Zela Margossian is a talent to watch. The young woman, born in Beirut and now living in Australia, has already distinguished herself as a pianist with Sydney’s formidable Sirens Big Band. Transition includes nine of her compositions, plus her version of a work by American-Armenian composer Alan Hovhaness. She is accompanied by Stuart Vandegraaff (soprano saxophone, clarinet), Adem Yilmaz (percussion), Elsen Price (double bass, bass guitar), and Alexander Inman-Hislop (drums). Metin Yilmaz plays plul/kaval on two tracks. Margossian’s piano playing, particularly when unaccompanied, has an appealing lushness, and her improvisations, which suggest a training in classical music, are beautifully fluent. Her attractive compositions become more in-depth on repeated hearings. There is an interesting Middle Eastern flavour to the music, but the overall ambience is that of jazz/rock fusion.

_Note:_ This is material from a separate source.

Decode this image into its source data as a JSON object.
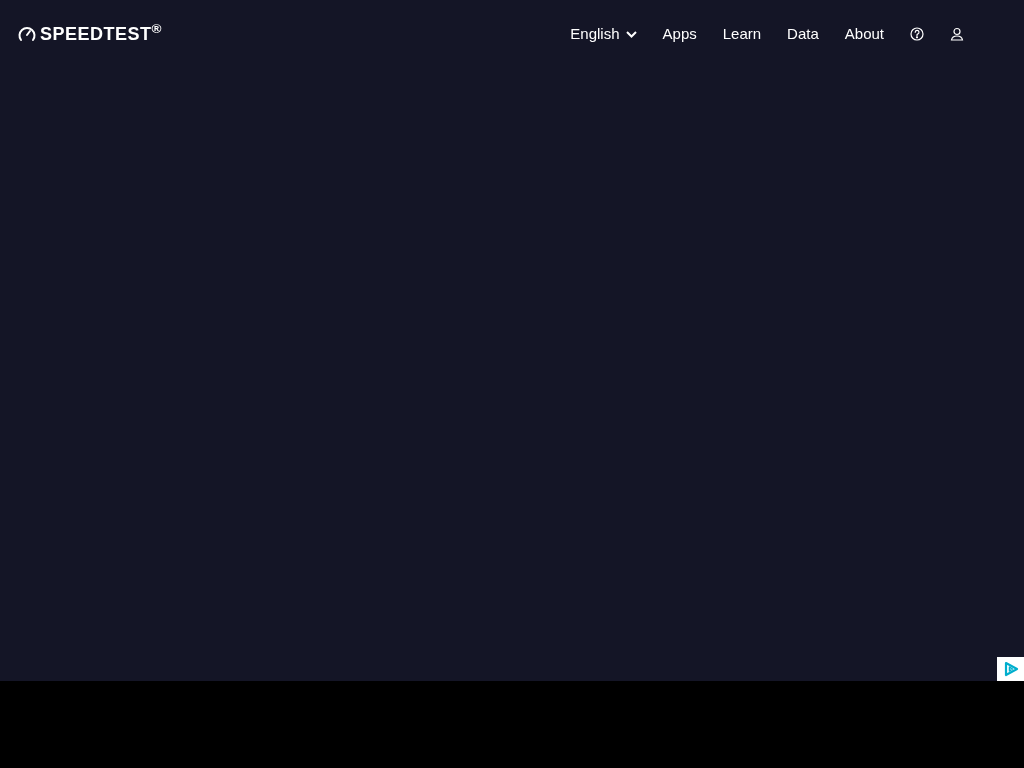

The time-feels in the rhythm section, coming from either Latin or rock music, flood the album with a rock sensibility which is somewhat incompatible with the jazz idiom, particularly when Price plays electric bass. In the marketing of the album, the music is declared to be “ethno-jazz” or “world music”, which suggests that it should be regarded as something other than jazz. Margossian’s piano playing is a delight to hear, particularly in the quieter moments — but in line with the album’s title, I for one will be looking forward to what she comes up with on her next album.